Ever wonder what was needed for a patent to be granted some two hundred years ago?
For roughly ninety years after its establishment in 1790, the United States Patent and Trademark Office (“USPTO”) required all patent submissions to include a miniature 12” by 12” by 12” model showing how the invention would work. The ease of simply creating a model and including a short description of the invention, as opposed to detailing each intricate function of it in a formal application, no doubt aided to foster a young nation's creative spirit.
Today, patent models have become a novelty item for collectors and historians alike, and are housed in museums and law firms across the world. Their journey through the last two centuries, however, has not been without peril.
· December 15, 1836: Around seven thousand of the first patent models issued between 1790 and 1836 were destroyed in a fire at the Patent Office. Congress appropriated $100,000 for the restoration of the remaining three thousand models.
· 1870: Congress abolished the legal requirement for models. However, the Patent Office still required them until 1880.
· September 24, 1877: There was a second fire at the Patent Office that destroyed seventy-six thousand models. Shortly thereafter, Congress appropriated $45,000 to restore the remaining models.
· 1880: The USPTO deemed all patent models, except for perpetual motion and flying machine models, impractical. Only when requested by the Patent Office's Commissioner were models required.

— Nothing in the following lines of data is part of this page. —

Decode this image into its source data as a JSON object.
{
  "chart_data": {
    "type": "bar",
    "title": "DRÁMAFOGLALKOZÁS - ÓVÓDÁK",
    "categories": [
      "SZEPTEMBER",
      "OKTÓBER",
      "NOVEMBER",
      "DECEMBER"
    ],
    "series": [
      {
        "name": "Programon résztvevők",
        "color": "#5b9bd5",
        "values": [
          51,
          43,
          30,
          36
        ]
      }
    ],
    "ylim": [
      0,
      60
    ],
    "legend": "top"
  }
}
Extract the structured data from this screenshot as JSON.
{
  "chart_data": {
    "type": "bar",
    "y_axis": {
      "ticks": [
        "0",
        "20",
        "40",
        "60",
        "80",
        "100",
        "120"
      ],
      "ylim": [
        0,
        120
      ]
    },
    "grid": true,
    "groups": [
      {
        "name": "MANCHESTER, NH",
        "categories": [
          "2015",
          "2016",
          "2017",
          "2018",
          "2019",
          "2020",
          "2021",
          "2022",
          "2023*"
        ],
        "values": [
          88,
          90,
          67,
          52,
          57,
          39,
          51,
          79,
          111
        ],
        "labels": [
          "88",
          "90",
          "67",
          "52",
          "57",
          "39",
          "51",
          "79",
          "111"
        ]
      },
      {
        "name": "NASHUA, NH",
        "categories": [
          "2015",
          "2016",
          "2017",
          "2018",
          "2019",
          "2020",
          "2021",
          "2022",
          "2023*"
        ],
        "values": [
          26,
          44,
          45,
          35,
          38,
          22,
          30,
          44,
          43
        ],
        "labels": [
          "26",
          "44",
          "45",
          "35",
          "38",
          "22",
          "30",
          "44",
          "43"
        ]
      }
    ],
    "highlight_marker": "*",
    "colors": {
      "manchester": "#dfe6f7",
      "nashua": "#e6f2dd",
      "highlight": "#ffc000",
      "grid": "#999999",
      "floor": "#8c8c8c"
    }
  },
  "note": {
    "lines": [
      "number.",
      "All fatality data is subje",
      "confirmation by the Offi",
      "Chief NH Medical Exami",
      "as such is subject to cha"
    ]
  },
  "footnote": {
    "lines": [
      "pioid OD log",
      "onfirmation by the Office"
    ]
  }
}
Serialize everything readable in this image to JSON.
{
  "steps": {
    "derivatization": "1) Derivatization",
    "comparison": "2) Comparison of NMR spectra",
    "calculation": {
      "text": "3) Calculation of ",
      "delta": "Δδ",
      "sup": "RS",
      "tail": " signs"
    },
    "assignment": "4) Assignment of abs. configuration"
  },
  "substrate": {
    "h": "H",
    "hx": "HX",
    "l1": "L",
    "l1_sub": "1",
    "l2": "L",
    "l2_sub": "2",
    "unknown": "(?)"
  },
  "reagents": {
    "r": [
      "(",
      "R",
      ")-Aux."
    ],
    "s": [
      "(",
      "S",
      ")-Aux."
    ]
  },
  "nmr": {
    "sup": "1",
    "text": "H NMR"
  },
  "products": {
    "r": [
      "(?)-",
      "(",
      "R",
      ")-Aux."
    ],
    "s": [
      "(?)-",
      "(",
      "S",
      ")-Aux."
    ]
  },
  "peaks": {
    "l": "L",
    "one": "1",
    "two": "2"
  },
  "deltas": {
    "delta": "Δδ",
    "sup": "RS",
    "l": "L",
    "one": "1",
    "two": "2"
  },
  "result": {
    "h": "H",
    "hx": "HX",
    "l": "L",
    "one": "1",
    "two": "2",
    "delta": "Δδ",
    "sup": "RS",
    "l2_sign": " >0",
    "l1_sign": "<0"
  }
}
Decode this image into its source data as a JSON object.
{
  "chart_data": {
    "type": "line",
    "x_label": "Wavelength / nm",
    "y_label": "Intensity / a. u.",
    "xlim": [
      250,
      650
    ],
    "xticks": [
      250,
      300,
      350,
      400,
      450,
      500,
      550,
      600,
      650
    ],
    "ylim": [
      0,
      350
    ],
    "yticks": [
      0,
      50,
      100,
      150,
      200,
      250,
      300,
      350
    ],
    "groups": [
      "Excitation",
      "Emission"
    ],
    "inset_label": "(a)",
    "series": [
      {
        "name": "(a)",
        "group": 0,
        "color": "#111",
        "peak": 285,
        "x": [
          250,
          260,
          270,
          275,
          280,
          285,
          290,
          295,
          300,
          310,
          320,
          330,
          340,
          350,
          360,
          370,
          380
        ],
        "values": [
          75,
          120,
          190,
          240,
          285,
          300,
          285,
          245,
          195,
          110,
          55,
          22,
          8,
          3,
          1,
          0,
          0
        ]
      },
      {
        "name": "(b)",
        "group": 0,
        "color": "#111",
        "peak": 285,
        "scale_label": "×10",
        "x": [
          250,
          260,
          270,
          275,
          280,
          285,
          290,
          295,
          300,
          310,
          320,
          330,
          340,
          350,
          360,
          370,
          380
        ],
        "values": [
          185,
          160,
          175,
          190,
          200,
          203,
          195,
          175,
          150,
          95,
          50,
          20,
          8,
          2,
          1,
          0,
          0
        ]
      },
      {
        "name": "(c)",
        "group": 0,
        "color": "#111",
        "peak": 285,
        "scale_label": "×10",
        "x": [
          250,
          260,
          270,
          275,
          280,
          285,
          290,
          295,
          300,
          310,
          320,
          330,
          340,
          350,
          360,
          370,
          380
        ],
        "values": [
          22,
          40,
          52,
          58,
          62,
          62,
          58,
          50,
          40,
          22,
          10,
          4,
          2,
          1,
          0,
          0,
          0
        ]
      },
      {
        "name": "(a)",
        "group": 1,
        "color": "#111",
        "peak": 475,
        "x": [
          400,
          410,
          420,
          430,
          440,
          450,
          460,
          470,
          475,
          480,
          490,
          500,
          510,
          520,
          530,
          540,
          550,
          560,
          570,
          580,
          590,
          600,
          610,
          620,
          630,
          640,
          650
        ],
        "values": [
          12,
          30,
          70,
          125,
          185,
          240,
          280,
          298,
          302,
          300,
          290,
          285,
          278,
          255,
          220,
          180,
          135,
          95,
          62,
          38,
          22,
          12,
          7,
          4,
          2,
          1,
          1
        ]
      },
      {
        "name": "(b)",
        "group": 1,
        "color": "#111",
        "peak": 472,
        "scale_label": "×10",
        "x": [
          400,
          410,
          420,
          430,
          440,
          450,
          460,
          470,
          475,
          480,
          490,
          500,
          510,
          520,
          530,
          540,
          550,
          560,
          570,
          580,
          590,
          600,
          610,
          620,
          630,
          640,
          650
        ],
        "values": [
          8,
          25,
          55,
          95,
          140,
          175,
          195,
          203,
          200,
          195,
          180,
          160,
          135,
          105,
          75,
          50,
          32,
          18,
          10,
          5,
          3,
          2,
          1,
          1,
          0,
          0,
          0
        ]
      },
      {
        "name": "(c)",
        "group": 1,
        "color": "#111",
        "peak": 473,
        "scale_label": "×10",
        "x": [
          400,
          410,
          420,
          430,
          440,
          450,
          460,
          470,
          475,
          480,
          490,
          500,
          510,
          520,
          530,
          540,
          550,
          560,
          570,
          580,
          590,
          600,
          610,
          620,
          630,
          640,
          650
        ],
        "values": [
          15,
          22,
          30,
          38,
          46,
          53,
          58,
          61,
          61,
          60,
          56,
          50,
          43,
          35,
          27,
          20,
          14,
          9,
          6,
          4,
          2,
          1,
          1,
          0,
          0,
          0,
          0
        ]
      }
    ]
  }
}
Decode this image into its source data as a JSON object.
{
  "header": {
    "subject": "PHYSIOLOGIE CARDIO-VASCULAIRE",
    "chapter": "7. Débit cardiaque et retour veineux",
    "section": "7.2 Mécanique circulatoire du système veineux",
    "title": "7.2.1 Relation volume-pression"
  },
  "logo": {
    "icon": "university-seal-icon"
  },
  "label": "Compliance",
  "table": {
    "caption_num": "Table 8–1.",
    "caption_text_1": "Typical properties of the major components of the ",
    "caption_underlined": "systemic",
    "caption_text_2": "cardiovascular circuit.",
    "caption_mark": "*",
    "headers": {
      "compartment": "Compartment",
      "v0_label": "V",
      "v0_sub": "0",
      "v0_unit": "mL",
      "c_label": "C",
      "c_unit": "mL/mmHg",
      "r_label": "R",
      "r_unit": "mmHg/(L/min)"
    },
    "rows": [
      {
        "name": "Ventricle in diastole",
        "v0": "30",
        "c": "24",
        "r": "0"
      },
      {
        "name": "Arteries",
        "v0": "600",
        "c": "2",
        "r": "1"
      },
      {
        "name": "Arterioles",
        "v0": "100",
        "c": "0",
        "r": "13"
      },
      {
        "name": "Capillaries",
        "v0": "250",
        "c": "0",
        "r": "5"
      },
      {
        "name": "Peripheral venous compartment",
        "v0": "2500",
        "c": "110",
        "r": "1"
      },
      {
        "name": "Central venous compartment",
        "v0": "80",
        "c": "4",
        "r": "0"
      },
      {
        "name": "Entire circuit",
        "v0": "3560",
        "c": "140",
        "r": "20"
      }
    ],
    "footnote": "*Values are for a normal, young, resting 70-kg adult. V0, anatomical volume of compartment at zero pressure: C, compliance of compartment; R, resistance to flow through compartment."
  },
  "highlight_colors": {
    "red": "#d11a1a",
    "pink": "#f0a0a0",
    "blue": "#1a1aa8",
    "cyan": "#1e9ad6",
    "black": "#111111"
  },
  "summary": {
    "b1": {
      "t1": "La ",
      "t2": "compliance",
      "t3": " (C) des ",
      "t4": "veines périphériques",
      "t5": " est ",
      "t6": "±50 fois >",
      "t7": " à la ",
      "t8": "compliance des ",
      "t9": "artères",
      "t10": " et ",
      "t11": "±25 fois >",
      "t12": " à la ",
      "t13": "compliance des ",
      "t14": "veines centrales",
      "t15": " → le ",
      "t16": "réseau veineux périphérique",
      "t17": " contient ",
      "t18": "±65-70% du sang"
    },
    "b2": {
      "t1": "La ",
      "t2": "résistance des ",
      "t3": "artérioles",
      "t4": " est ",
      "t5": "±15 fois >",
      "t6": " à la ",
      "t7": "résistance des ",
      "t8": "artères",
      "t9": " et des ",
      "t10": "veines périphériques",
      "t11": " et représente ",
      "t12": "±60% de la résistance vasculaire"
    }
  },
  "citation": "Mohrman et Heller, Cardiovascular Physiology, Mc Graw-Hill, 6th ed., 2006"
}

· 1893: Due to the high cost of storing old patent models, the government sold and gave away virtually all of them. It was around this time that patent models could be ubiquitously found in places ranging from barns, to basements, to abandoned livery stables.
· 1910: The one-millionth patent was issued.
· Mid-1900s: Many of the models were bounced around from one owner to another until finally finding a home with owner Cliff Peterson, an aerospace engineer, in 1979.
· 1990: In addition to donating one million dollars, Mr. Peterson donated thirty thousand patent models to the United States Patent Model Foundation. The majority of the five thousand models he kept for his personal collection were eventually acquired by Alan Rothschild
· 1998: Rothschild founded the Rothschild Peterson Patent Model Museum where some of the remaining original models are currently being held.
· 2008: Several patent models are housed here at Head, Johnson & Kachigian, including A.E and A.W. Lyman's 1879 invention of a spoon and J.T. Foster's 1873 invention of a flour sieve.